There are so many positive stories to tell and it’s perhaps a pity that more of that doesn’t get out at events such as COP28. To be fair to the auto industry though, the annual COP meetings are not the only game in town.

For example, the World Climate Summit bills itself as an ‘investment COP’ for private companies. At that event earlier this year, Ralf Pfitzner, Head of Sustainability at the Volkswagen Group, stressed the importance of the industry working together. VW Group aims to be carbon neutral by 2050 at the latest. There is also an intermediate target of reducing carbon emissions by 30% by 2030 (versus 2018) over the entire lifecycle of passenger and light duty vehicles. That would be some achievement and would include the use-phase of the vehicles, as well as the carbon emitted in their manufacturing at VW Group plants but also – crucially – also include VW’s supply chain. The information flows alone are going to be challenging, but digital tech and tools such as blockchain can certainly help.   

Pfitzner also pointed out that the endeavour is not something that even a huge company like VW can tackle alone. “The World Climate Summit brings together a huge crowd of engaged business people, all across the value chain,” he said. “It is an excellent opportunity to network, drive our sustainability agenda, have business conversations – with potential suppliers, with [our] partners on the investment side – that help us jointly drive the sustainability and decarbonisation agenda. We believe we can’t do that alone – that huge endeavour of decarbonising individual mobility.
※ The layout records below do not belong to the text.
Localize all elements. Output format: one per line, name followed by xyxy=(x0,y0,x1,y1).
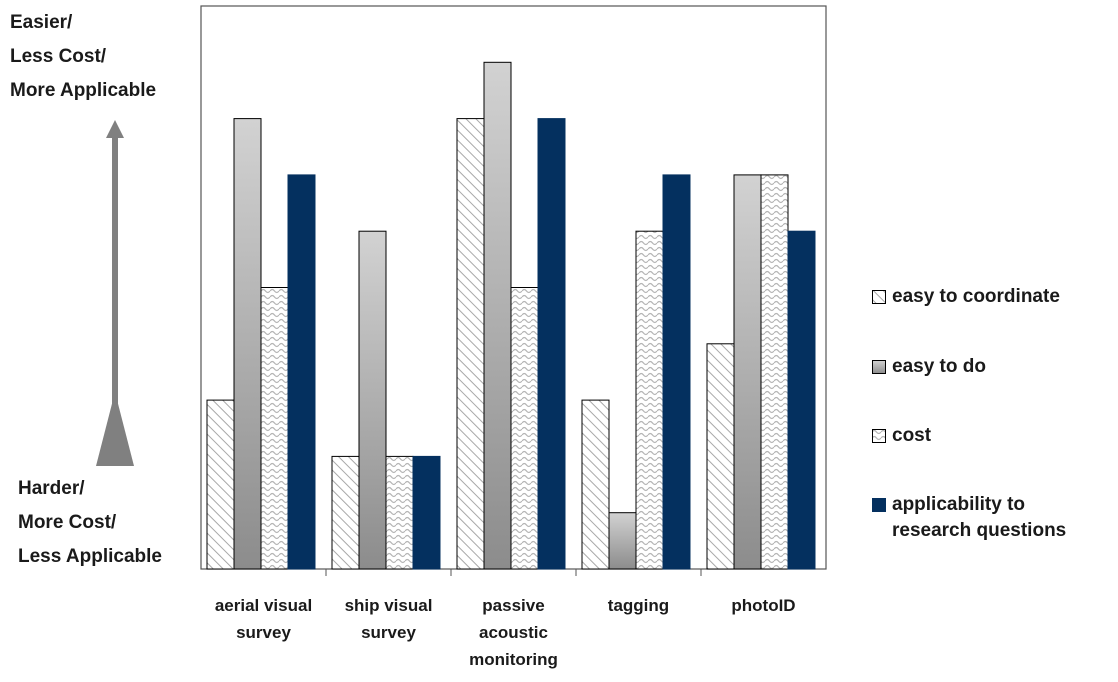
bar-easy-to-coordinate xyxy=(206,399,235,570)
legend-label-line: easy to coordinate xyxy=(892,286,1060,307)
legend-swatch-applicability xyxy=(872,498,886,512)
category-label-line: survey xyxy=(236,623,291,642)
category-label-line: aerial visual xyxy=(214,596,313,615)
bar-cost xyxy=(510,287,539,570)
legend-label-line: research questions xyxy=(892,520,1067,541)
top-label-line: Less Cost/ xyxy=(10,46,107,67)
bar-easy-to-do xyxy=(358,230,387,570)
legend-label: easy to coordinate xyxy=(892,284,1060,310)
category-label-line: acoustic xyxy=(479,623,548,642)
top-label-line: More Applicable xyxy=(10,80,157,101)
bar-cost xyxy=(760,174,789,570)
bar-applicability xyxy=(537,118,566,570)
bar-easy-to-do xyxy=(483,61,512,570)
legend-item-applicability: applicability to research questions xyxy=(872,492,1066,544)
legend-label: applicability to research questions xyxy=(892,492,1066,544)
legend-item-easy-to-coordinate: easy to coordinate xyxy=(872,284,1060,310)
bottom-axis-annotation: Harder/ More Cost/ Less Applicable xyxy=(18,472,162,574)
bar-easy-to-coordinate xyxy=(331,455,360,570)
bar-cost xyxy=(260,287,289,570)
category-label-line: tagging xyxy=(607,596,670,615)
legend-label-line: applicability to xyxy=(892,494,1026,515)
bar-easy-to-do xyxy=(233,118,262,570)
category-label: tagging xyxy=(574,592,704,619)
category-label-line: monitoring xyxy=(469,650,558,669)
legend-label-line: cost xyxy=(892,425,932,446)
legend-swatch-easy-to-do xyxy=(872,360,886,374)
bar-applicability xyxy=(787,230,816,570)
bar-applicability xyxy=(412,455,441,570)
category-label-line: photoID xyxy=(731,596,796,615)
legend-label: cost xyxy=(892,423,931,449)
arrow-shaft xyxy=(112,138,118,408)
bar-cost xyxy=(635,230,664,570)
category-label: passive acoustic monitoring xyxy=(449,592,579,673)
top-axis-annotation: Easier/ Less Cost/ More Applicable xyxy=(10,6,156,108)
bar-applicability xyxy=(662,174,691,570)
bar-easy-to-do xyxy=(608,512,637,570)
bottom-label-line: Harder/ xyxy=(18,478,85,499)
legend-swatch-cost xyxy=(872,429,886,443)
bar-applicability xyxy=(287,174,316,570)
category-label: photoID xyxy=(699,592,829,619)
legend-label-line: easy to do xyxy=(892,356,986,377)
category-label: ship visual survey xyxy=(324,592,454,646)
category-label-line: survey xyxy=(361,623,416,642)
bar-easy-to-coordinate xyxy=(706,343,735,570)
arrow-head-icon xyxy=(106,120,124,138)
arrow-base-icon xyxy=(96,392,134,466)
legend-item-easy-to-do: easy to do xyxy=(872,354,986,380)
top-label-line: Easier/ xyxy=(10,12,73,33)
legend-label: easy to do xyxy=(892,354,986,380)
category-label-line: passive xyxy=(482,596,545,615)
bar-easy-to-do xyxy=(733,174,762,570)
legend-swatch-easy-to-coordinate xyxy=(872,290,886,304)
legend-item-cost: cost xyxy=(872,423,931,449)
bar-easy-to-coordinate xyxy=(456,118,485,570)
bottom-label-line: More Cost/ xyxy=(18,512,117,533)
category-label-line: ship visual xyxy=(344,596,433,615)
category-label: aerial visual survey xyxy=(199,592,329,646)
bar-easy-to-coordinate xyxy=(581,399,610,570)
bottom-label-line: Less Applicable xyxy=(18,546,162,567)
bar-cost xyxy=(385,455,414,570)
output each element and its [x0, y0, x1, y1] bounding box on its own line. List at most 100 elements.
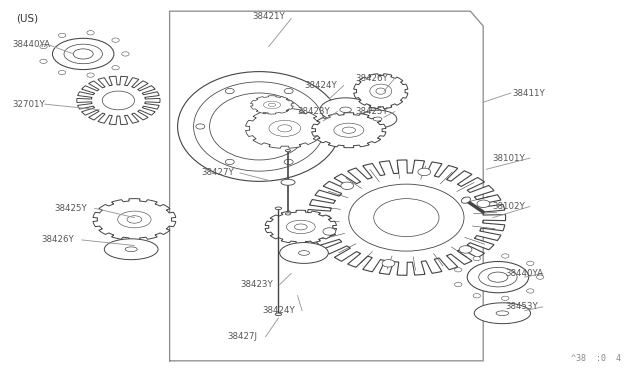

We have to work together.”

And that sums it up very neatly: We have to work together, wherever we are. A lot is happening already but more conversations about shared goals and procurement policies will be needed across the auto industry (like other industries). The challenges ahead are going to be big, but everyone in the industry is acutely aware of that. It may not be obvious at the COP28 event or in the noise that emanates from the attendant media scrums, but there are plenty of valuable initiatives and conversations – that are good for the environment and for business – going on across the automotive sector.

As an old British telecomms ad tagline put it: It’s good to talk.